Vaarverbod bij Waddengebied? 'Zolang de regels maar voor iedereen gelden'
Een meerderheid in de Tweede Kamer is voor het sluiten van de vaarroute vlak bij de Waddeneilanden in het geval van een storm. Aanleiding is een ongeluk met het Nederlandse schip OOCL Rauma, dat gisteren zeven containers verloor ten noorden van Ameland.
Dat gebeurde op de zuidelijke vaarroute, net als vorig jaar het geval was met de MSC Zoe. Dat containerschip verloor toen bijna 350 containers, wat een ecologische ramp was voor het Waddengebied. Het opruimen van de zeecontainers en inhoud is nog altijd niet voltooid en een deel zal vermoedelijk nooit worden teruggevonden.
Omdat de route wordt gedeeld met Duitsland lijkt de maatregel er niet zomaar te komen. D66, CDA, ChristenUnie, PvdA, GroenLinks, Partij voor de Dieren en de SP pleiten daarom voor een noodverordening, waarmee de zuidelijke route snel kan worden afgesloten. Zij vinden het risico voor het Waddengebied, dat op de Werelderfgoedlijst van Unesco staat, te groot. Voor komend weekend wordt er opnieuw een storm verwacht.
Buiten territoriale wateren
"Sommige Kamerleden denken dat de zuidelijke vaarroute volledig binnen de Nederlandse territoriale wateren valt, maar dat is maar gedeeltelijk het geval", zegt Niels van de Minkelis van de Koninklijke Vereniging van Nederlandse Reders (KVNR), de branchevereniging van de zeescheepvaart. "Voor een groot deel valt de route erbuiten."

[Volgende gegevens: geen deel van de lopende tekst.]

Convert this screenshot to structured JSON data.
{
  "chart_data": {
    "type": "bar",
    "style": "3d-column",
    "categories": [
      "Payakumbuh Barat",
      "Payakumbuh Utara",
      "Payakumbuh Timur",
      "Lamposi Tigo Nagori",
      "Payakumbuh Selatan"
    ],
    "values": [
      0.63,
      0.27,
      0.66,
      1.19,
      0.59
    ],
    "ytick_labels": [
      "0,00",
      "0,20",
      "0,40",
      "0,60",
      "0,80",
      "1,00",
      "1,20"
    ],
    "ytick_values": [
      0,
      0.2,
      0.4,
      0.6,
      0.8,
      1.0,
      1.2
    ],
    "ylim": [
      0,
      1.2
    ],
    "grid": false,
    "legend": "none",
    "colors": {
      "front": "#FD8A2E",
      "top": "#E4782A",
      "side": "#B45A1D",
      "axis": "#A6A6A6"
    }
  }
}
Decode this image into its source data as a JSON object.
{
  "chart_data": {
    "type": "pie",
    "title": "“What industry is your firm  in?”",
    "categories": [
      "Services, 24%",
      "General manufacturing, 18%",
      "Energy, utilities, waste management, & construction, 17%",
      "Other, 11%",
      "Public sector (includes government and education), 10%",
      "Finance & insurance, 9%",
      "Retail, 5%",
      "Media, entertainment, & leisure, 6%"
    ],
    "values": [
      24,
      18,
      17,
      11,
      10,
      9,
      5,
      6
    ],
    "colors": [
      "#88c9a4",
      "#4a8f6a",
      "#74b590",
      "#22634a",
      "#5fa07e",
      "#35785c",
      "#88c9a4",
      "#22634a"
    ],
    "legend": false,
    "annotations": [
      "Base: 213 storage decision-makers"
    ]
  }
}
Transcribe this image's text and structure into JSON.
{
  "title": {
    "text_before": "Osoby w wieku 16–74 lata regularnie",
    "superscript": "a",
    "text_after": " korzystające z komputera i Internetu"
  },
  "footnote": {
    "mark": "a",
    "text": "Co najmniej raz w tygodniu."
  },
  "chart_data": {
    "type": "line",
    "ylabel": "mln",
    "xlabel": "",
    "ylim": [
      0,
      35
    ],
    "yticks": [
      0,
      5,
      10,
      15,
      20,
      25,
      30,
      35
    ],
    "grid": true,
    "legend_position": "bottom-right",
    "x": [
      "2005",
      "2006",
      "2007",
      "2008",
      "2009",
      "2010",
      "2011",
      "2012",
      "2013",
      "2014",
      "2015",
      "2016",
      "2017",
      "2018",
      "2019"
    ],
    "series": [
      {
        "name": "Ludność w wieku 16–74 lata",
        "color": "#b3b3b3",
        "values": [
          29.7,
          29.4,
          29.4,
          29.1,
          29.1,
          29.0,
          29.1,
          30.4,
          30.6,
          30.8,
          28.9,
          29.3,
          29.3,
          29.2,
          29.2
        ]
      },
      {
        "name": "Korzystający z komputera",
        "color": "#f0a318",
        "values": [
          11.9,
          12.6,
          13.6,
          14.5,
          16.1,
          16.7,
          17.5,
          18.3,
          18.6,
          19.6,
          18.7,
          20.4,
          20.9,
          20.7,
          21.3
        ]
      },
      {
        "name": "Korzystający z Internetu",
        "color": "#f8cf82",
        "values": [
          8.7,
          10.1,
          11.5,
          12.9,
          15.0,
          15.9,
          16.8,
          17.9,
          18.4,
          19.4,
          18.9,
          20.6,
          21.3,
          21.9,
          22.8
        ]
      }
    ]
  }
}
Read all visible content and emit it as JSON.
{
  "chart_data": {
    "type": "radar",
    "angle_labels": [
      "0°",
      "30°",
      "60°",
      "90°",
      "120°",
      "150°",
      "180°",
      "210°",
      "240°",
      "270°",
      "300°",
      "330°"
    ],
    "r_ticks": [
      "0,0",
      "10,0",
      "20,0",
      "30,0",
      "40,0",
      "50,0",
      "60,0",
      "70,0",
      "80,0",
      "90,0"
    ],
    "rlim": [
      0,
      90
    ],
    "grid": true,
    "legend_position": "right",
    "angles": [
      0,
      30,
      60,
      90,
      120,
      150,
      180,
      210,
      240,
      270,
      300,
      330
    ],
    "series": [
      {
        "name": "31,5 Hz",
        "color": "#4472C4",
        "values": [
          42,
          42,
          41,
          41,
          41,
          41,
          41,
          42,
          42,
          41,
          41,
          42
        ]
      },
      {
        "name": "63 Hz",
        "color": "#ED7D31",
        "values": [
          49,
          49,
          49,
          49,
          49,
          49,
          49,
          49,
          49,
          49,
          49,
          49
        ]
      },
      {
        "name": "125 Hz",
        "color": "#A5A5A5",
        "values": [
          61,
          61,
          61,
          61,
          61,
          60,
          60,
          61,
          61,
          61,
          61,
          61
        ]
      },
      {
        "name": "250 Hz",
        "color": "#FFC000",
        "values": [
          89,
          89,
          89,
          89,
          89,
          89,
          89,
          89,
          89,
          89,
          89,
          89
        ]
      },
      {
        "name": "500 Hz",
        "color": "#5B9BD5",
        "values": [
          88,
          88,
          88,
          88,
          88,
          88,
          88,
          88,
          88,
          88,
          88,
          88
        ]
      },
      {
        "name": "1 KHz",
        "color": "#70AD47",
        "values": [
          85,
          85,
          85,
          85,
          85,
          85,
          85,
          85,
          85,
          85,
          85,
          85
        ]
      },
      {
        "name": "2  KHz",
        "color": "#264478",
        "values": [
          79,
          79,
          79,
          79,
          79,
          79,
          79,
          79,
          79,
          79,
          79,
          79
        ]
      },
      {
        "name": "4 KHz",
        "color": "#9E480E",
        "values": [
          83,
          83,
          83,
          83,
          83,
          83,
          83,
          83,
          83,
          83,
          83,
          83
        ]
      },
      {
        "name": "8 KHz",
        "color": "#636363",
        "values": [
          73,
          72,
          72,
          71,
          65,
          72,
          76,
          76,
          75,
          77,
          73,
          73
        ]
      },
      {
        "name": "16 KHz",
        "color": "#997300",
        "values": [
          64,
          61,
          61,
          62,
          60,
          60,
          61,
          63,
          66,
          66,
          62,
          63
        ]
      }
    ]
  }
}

De Nederlandse territoriale wateren reiken tot 12 zeemijlen uit de kust, oftewel zo'n 22 kilometer. Daarbuiten valt de route onder de verantwoordelijkheid van de Internationale Maritieme Organisatie (IMO), een agentschap van de Verenigde Naties dat de internationale regels voor de zeevaart bepaalt.
"Daar moet de kapitein het besluit nemen. Zolang het schip buiten territoriale wateren vaart, kunnen landen hem niet dwingen een bepaalde route te varen." En volgens Van de Minkelis neemt een schipper dat besluit zelf niet zomaar. "Het is een heel stuk om. Dat heeft zeker economische gevolgen. Een schipper doet dat liever niet als er geen noodzaak is."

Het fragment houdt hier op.